Costco is expected to benefit from Wal-Mart’s decision to close 63 Sam’s Club locations, as 47% of the closed Sam’s Club stores fall within 5 miles of a Costco store, while 87% are within 20 miles. Given the geographical overlap with the closed Sam’s Club locations, Costco could potentially stand to add $1.8 billion in sales from the closing of Sam’s Club stores, according to Stifel Nicolaus estimates. Consequently, Costco’s stock rose slightly after the Sam’s Club store closure announcement based on these estimates. In addition, Costco has generally performed better overall than Sam’s Club in recent quarters – for example, in the most recently reported quarter, Costco’s comparable sales grew 900 basis points while Sam’s Club comparable sales grew 330 basis points. We have presented the financial metrics of both companies using our interactive platform. Costco is driving online sales with ongoing site improvements, improved online marketing activities, and distinct products and services. The retailer also rolled out two new online delivery related offerings for dry and fresh groceries. As a result, it has been able to grow its e-commerce comparable sales from 26% in August to 33% in December.

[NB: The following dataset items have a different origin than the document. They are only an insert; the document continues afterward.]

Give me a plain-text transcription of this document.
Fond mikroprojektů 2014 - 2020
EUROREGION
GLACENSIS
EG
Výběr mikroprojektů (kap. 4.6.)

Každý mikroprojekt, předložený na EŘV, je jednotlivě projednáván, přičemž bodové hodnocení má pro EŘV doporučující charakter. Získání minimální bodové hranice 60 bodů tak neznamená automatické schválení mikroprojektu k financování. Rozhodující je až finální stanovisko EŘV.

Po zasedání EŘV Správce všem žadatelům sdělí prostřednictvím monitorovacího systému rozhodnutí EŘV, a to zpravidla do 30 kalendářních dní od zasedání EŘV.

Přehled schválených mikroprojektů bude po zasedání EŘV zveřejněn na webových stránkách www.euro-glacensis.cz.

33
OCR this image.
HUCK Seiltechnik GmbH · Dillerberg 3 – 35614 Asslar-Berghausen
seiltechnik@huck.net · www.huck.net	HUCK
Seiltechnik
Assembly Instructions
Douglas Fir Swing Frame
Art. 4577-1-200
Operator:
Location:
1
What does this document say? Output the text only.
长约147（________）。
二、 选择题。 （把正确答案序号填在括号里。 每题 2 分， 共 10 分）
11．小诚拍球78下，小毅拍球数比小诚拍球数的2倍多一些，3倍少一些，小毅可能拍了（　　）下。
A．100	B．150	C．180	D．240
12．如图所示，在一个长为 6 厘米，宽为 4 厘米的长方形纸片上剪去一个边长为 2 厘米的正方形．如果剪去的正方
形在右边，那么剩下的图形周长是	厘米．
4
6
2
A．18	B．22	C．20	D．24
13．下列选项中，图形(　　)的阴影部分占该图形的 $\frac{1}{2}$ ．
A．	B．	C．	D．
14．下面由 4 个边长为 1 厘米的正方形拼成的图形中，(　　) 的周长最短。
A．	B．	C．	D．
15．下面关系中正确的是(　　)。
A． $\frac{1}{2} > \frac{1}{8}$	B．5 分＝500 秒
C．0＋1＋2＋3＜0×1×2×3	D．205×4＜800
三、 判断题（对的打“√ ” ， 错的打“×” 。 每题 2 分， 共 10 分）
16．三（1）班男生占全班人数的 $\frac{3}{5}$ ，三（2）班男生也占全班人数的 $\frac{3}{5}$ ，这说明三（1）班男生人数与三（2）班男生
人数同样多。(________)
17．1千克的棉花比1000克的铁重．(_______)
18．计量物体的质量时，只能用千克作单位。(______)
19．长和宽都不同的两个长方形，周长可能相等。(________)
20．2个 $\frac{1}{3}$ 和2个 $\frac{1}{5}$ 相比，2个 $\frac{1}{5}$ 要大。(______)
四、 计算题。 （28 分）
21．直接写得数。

Moreover, Costco’s U.S. comparable sales growth also jumped to 11% in December from just 6% in January 2017. Costco’s organic performance has been keeping pace with the U.S. retail industry, in large part due to its business model. Going forward, if Costco can capture between 30% and 50% of the affected Sam’s Club business, it could lift Costco’s comparable sales between 50 to 100 basis points, and add as many as 600,000 new members, according to an Oppenheimer report.

 

Our $93 price estimate for Wal-Mart’s stock is slightly below the current market price.